Quando a Sociedade Croata de Designers organizou uma exposição retrospectiva do trabalho de Arsovski em 2008, o mesmo respondeu que não a queria nem tinha qualquer interesse nela. Ele também não se importou em receber da sociedade o prêmio Lifetime Achievement Award pelo conjunto de sua obra. Seu trabalho é atualmente o tema de outra grande retrospectiva em Zagreb, outra exposição à qual ele se recusou a comparecer.
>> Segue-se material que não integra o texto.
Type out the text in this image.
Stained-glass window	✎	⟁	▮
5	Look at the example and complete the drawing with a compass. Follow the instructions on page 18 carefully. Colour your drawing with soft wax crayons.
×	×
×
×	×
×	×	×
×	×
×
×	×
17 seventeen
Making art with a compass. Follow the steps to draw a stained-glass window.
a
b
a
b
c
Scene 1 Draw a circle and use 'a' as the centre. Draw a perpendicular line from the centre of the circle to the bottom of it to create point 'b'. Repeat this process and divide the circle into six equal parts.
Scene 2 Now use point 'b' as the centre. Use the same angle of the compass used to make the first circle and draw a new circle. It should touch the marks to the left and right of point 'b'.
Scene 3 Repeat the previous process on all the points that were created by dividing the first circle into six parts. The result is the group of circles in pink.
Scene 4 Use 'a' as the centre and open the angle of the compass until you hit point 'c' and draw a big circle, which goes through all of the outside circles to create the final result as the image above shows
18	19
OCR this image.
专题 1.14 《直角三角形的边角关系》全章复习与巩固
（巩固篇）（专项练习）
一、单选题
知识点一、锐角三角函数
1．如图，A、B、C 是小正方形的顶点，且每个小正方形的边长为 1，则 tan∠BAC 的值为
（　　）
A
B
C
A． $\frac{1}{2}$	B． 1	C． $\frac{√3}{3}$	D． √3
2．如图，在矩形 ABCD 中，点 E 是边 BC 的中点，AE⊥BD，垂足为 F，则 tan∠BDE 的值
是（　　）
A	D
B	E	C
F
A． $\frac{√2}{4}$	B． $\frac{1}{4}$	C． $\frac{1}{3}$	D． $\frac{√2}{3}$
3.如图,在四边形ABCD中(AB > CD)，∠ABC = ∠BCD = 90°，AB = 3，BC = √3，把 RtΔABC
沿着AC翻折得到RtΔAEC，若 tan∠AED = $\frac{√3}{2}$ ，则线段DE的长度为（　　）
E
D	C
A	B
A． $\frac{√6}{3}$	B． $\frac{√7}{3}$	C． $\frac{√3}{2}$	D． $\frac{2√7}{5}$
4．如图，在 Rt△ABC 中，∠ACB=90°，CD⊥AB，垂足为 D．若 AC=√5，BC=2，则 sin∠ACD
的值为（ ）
Arsovski exhibition zagreb

Exposição no HDD Zagreb de livros e periódicos projetados por Mihajlo Arsovski, 2019

Talvez Arsovski represente a ponta extrema do espectro, mas, na preparação para este artigo, conversei com dezenas de designers que são bons no que fazem e são apaixonados por seu trabalho, mas que relutam em seguir o percurso tradicional para uma noção tradicional de “sucesso”: inscrever projetos em concursos, enviar comunicados de imprensa para revistas, propor apresentações em conferências, manter blogs... Eles ficaram desiludidos com o uso das mídias sociais e não sentem-se confortáveis ​​em participar de eventos de networking, distribuindo seus cartões de visita na esperança de fazer algumas conexões de trabalho. “Eu vi como a salsicha é feita”, diz Christopher Simmons, um designer reconhecido internacionalmente, e um frequente jurado e palestrante sobre questões de design. ‘Depois de julgar quase todos os grandes prêmios, falar na maioria das grandes conferências, escrever livros, ensinar, ganhar (e perder) concursos de design, ganhar seguidores “cult” em projetos paralelos, ser entrevistado em importantes podcasts de design, no NY Times, no noticiário noturno da CBS, etc., etc., blá, blá, tudo isso somado é igual a quase nada fora da pequena bolha do design. Você se sente especial e importante quando está recebendo toda essa atenção, mas pra quê? No final do dia, é tudo apenas auto-engrandecimento. A sociedade de hoje é obsessivamente egocêntrica. Quanto mais participo disso, mais sinto que estou destruindo cultura ao invés de criando, e não foi pra isso que eu entrei no design’, elaborou. ‘Agora eu não faço nenhuma dessas coisas e trabalho sozinho em uma sala toda escura.’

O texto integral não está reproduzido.